I tell her, "I have to go grab a few things over there, so I will meet you in the food section.  Just for now pick out a couple of things you like."  I don't know that she cared if I was still in the store, she was already zoned into the food.  I asked Greg to follow her because...well, you never know.  Just follow her please.
I get my things and head back to the food section.  I can't see her but I can hear her bellowing, "Where's the _____?"  "Can I get one of these?"  "How many should I take?"  It's like she's never eaten before the way she is looking at the food.  I follow her voice to find her and Greg in an aisle.  I look in her cart.  No kidding--five 2-liters of soda, 3 bottles of sparkling cider, 1 box of hot cider packets, 2 bottles of sparkling flavored water, some mini wrapped cheeses, and a couple boxes of Pop Tarts.  Wait a minute!--I say.  I start putting things back, like 3 of the sodas, 2 bottles of sparkling cider...she starts protesting.  I look at Greg, "Really?  You couldn't say no to her?"  He tells me that what I see in the cart IS a result of him saying no.  "You should've seen the cart before I said no!"  Well, we need to say it some more because she is not going to drink through her grocery money and she's not eating like royalty out of Target (who eats baby cheeses?)  I tell Kindsay, "You have to keep your voice down, I can hear you across the store."
"That's nothing," Greg tells me, "You should've heard her earlier.  She was so loud while looking for things, a guy three aisles away hollered that what she was looking for was over by him."
Oh geez.  It takes a village, doesn't it!?
I finally get Greg to pull in the reins more, he's shooting down all her requests for this and that gourmet whatever, until she mentions seafood.  His eyes lit up and he floated behind her while she headed to the frozen food.  They pull out frozen shrimp and Greg loses his judgment completely.  I have to monitor both of them at this point.  It also didn't help that Kindsay's favorite food is steak..."Where's the steak?"  I explain that we can go to the Meat Market for steak, not Target.  That satisfies her only if I can give her an actual date that we'll go. Uh, Monday, Monday, okay?...I choose whatever day is enough away that I can get her to forget or at least hush about it for now.
So now we're up to a bag of bagels, flavored cream cheese, flavored oatmeal, frozen shrimp and fish fillets, mini powdered donuts, a few boxes of sugar cereal, some frozen pasta dishes, and mac n cheese.  I resign, but, I tell her...This is IT until next month!  You get one trip, then you have to eat it slowly or you'll be out of food in a matter of days.  I don't know that she is able to register what I say while her eyes are whirling looking at the food in such a new light.

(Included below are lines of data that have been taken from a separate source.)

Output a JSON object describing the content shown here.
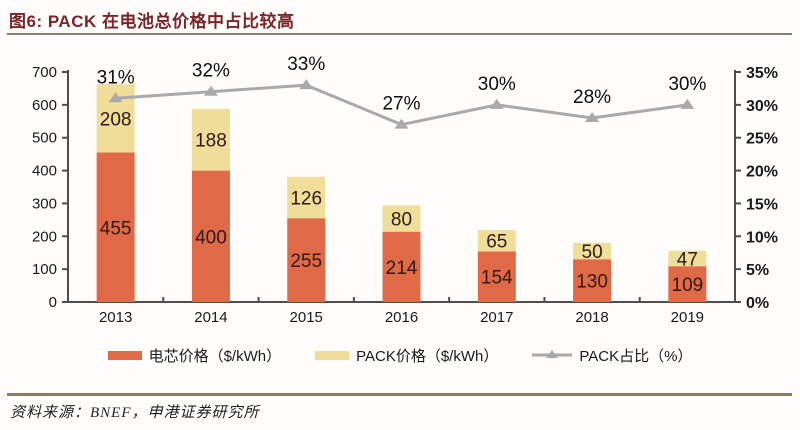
{
  "header": {
    "title": "图6:  PACK 在电池总价格中占比较高"
  },
  "chart_data": {
    "type": "bar",
    "subtype": "stacked-bar-with-line",
    "title": "图6: PACK 在电池总价格中占比较高",
    "categories": [
      "2013",
      "2014",
      "2015",
      "2016",
      "2017",
      "2018",
      "2019"
    ],
    "series": [
      {
        "name": "电芯价格（$/kWh）",
        "type": "bar",
        "stacked": true,
        "color": "#e06a48",
        "values": [
          455,
          400,
          255,
          214,
          154,
          130,
          109
        ]
      },
      {
        "name": "PACK价格（$/kWh）",
        "type": "bar",
        "stacked": true,
        "color": "#f0dd9a",
        "values": [
          208,
          188,
          126,
          80,
          65,
          50,
          47
        ]
      },
      {
        "name": "PACK占比（%）",
        "type": "line",
        "axis": "right",
        "color": "#a9a9a9",
        "values": [
          31,
          32,
          33,
          27,
          30,
          28,
          30
        ],
        "point_labels": [
          "31%",
          "32%",
          "33%",
          "27%",
          "30%",
          "28%",
          "30%"
        ]
      }
    ],
    "left_axis": {
      "min": 0,
      "max": 700,
      "step": 100,
      "ticks": [
        "0",
        "100",
        "200",
        "300",
        "400",
        "500",
        "600",
        "700"
      ]
    },
    "right_axis": {
      "min": 0,
      "max": 35,
      "step": 5,
      "ticks": [
        "0%",
        "5%",
        "10%",
        "15%",
        "20%",
        "25%",
        "30%",
        "35%"
      ]
    },
    "grid": false,
    "legend_position": "bottom",
    "bar_label_color": "#2e1a0e",
    "pct_label_color": "#0d0d0d",
    "axis_color": "#4d4d4d",
    "tick_label_color": "#1a1a1a"
  },
  "footer": {
    "source": "资料来源：BNEF，申港证券研究所"
  }
}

We get home and I assign her a drawer in the pantry and a part of a shelf.  She can have those for her food.  Oh, thank goodness for sugary, salty, over-processed food--the factories are working overtime now that Kindsay has grocery money!  Manufacturers are partying hard--Kellogg's is treating their employees to a cruise...General Mills just wrote bonus checks to their employees, Kraft's processing plant just pushed the conveyer belt speed to "Kindsay's here!"  A new chapter in our lives.  And this one is going to be long.